2021 industry outlook

  • Significantly more respondents (63%) expect the domestic economy to improve over the next six months than those expecting it to get worse (25%). The same goes for expectations on the future of the global economy (46% optimistic, 32% pessimistic) and international trade (45% optimistic, 37% pessimistic).

Machines

Late payments and cash flow

  • Late payments in the Polish machines industry affect 61% of the total value of B2B invoices (significantly up from last year’s 34%). As a consequence of the pandemic-triggered economic crisis, 80% of respondents reported having to wait significantly longer to turn overdue invoices into cash, up to 27 days on average.
  • Average DSO increases of 10% or more were reported by 61% of respondents. Currently DSO in the industry stands at a 50-day average (in line with the industry average in Eastern Europe).
  • 60% of the survey respondents in the Polish machines industry reported that the pandemic-induced economic crisis has impacted their revenue. 51% reported a negative impact on cash flow and profitability. Each of these match regional averages.
  • Due to late payments from their B2B customers, respondents from the Polish machines industry most often took the measure of slowing down payment of invoices to their own suppliers (50% of respondents).

Approach to credit quality assessments

  • After the onset of the pandemic recession, respondents from the Polish machines industry changed the way they approached credit checks and began to engage directly with their customers more often to obtain financial statements and up-to date-information.
  • Once credit information is collected, priority is given to the evaluation of customer profitability and capability of generating cash when assessing creditworthiness. This approach will remain unchanged over the next six months.

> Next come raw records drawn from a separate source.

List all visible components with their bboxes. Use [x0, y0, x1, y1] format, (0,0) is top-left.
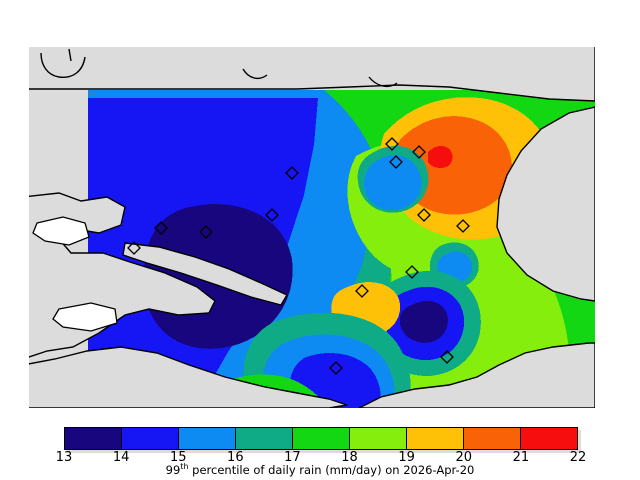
colorbar-swatch-0 [65, 428, 122, 449]
colorbar-caption: 99th percentile of daily rain (mm/day) o… [0, 462, 640, 477]
caption-prefix: 99 [166, 463, 181, 477]
colorbar-swatch-8 [521, 428, 577, 449]
colorbar-swatch-2 [179, 428, 236, 449]
colorbar [64, 427, 578, 450]
weather-map-figure: VictoriaWeather.ca -- Summer Total Daily… [0, 0, 640, 480]
rain-contour-field [88, 90, 595, 408]
colorbar-swatch-7 [464, 428, 521, 449]
caption-ordinal: th [180, 462, 188, 471]
colorbar-swatch-1 [122, 428, 179, 449]
colorbar-swatch-3 [236, 428, 293, 449]
colorbar-swatch-6 [407, 428, 464, 449]
colorbar-swatch-5 [350, 428, 407, 449]
map-plot-area [29, 47, 595, 408]
caption-suffix: percentile of daily rain (mm/day) on 202… [189, 463, 475, 477]
colorbar-swatch-4 [293, 428, 350, 449]
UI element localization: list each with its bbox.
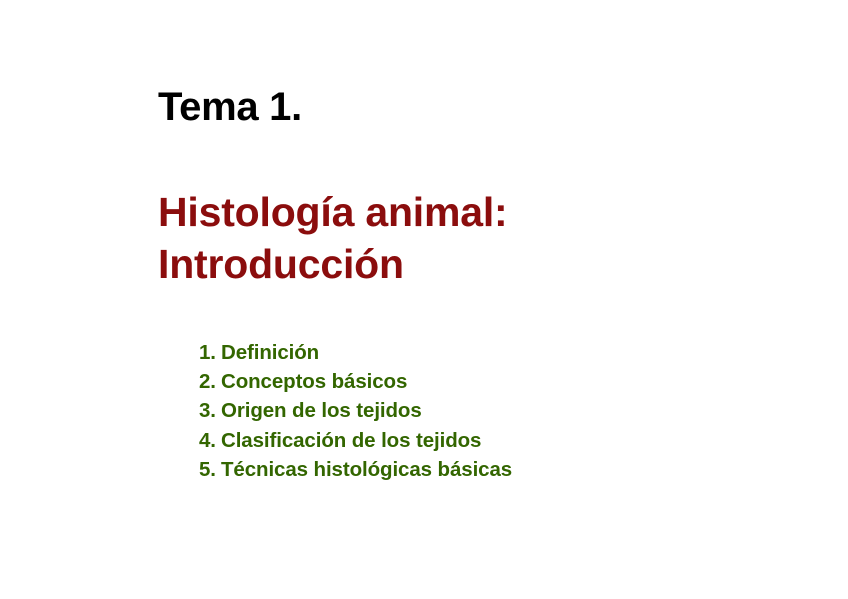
list-item: 5.Técnicas histológicas básicas [199,455,512,484]
main-heading: Histología animal: Introducción [158,186,508,290]
slide-page: Tema 1. Histología animal: Introducción … [0,0,848,599]
list-item-number: 2. [199,367,221,396]
list-item-number: 4. [199,426,221,455]
main-heading-line-1: Histología animal: [158,186,508,238]
page-title: Tema 1. [158,84,302,130]
list-item-label: Conceptos básicos [221,370,407,393]
list-item-number: 5. [199,455,221,484]
list-item-label: Origen de los tejidos [221,399,422,422]
list-item-label: Definición [221,341,319,364]
slide-content-area: Tema 1. Histología animal: Introducción … [0,0,848,599]
list-item: 4.Clasificación de los tejidos [199,426,512,455]
list-item-number: 1. [199,338,221,367]
list-item: 2.Conceptos básicos [199,367,512,396]
table-of-contents-list: 1.Definición 2.Conceptos básicos 3.Orige… [199,338,512,484]
list-item-number: 3. [199,396,221,425]
list-item-label: Técnicas histológicas básicas [221,458,512,481]
list-item-label: Clasificación de los tejidos [221,429,481,452]
list-item: 1.Definición [199,338,512,367]
main-heading-line-2: Introducción [158,238,508,290]
list-item: 3.Origen de los tejidos [199,396,512,425]
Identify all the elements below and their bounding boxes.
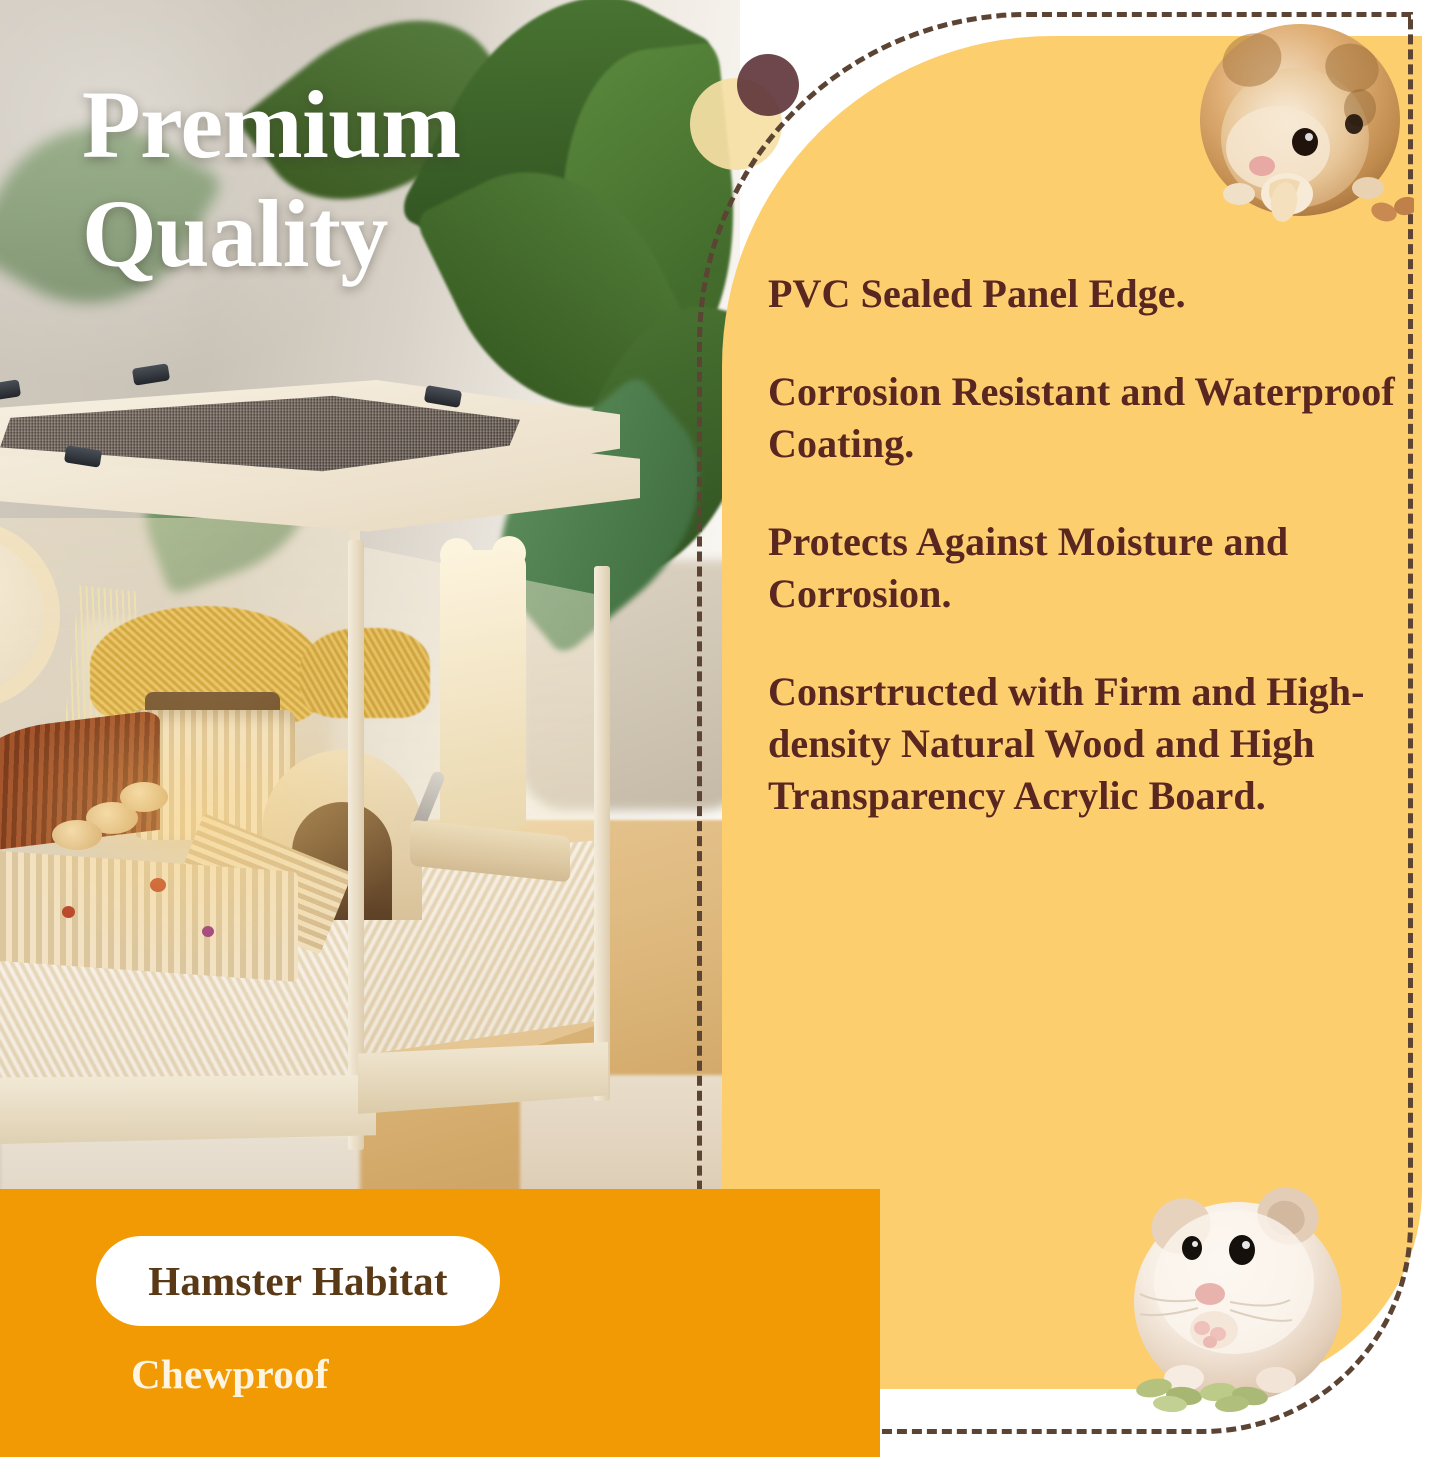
feature-item: Protects Against Moisture and Corrosion.	[768, 516, 1418, 620]
wood-stepping-disc	[120, 782, 168, 812]
feature-item: Consrtructed with Firm and High-density …	[768, 666, 1418, 822]
hamster-cage-product	[0, 370, 670, 1160]
page-title: Premium Quality	[82, 70, 702, 289]
hamster-icon-top	[1192, 16, 1414, 228]
food-pellet	[62, 906, 75, 918]
headline-line-1: Premium	[82, 71, 461, 178]
chewproof-label: Chewproof	[131, 1350, 329, 1398]
food-pellet	[202, 926, 214, 937]
hay-pile	[300, 628, 430, 718]
wood-stepping-disc	[52, 820, 102, 850]
feature-list: PVC Sealed Panel Edge. Corrosion Resista…	[768, 268, 1418, 822]
light-wood-fence	[0, 848, 298, 982]
cage-base-rail	[0, 1075, 376, 1145]
seed-icon	[1369, 199, 1399, 224]
decorative-circle-maroon	[737, 54, 799, 116]
feature-item: Corrosion Resistant and Waterproof Coati…	[768, 366, 1418, 470]
product-name-badge: Hamster Habitat	[96, 1236, 500, 1326]
feature-item: PVC Sealed Panel Edge.	[768, 268, 1418, 320]
hamster-icon-bottom	[1126, 1182, 1362, 1412]
lid-clip-icon	[0, 379, 21, 401]
product-name-label: Hamster Habitat	[148, 1257, 447, 1305]
cage-corner-post	[594, 566, 610, 1101]
headline-line-2: Quality	[82, 180, 388, 287]
food-pellet	[150, 878, 166, 892]
cage-base-rail	[358, 1042, 608, 1114]
water-bottle-stand	[440, 550, 526, 830]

Approach to credit management

  • Following the onset of the COVID-19 pandemic-led economic crisis, survey respondents in the Polish machines industry worked harder to minimise the impact of potential payment defaults on the business. They increased the use of outstanding invoice reminders and debt securitisation. They also expressed greater interest in trade credit insurance, of which they plan to make wider use over the next six months.
  • More respondents expect their B2B customers’ creditworthiness to improve (72%) than those expecting deterioration (20%) over the next six months.
  • The greatest potential challenges to profitability in 2021 cited by respondents include: supply chain disruptions (expressed by 48% of respondents) and collection of outstanding invoices (44%).

2021 industry outlook

  • Significantly more respondents (69%) expect the domestic economy to improve over the next six months than those expecting it to worsen (23%). The same goes for their views on the future of the global economy (41% optimistic, 27% pessimistic) and their outlook on international trade (43% optimistic, 24% pessimistic).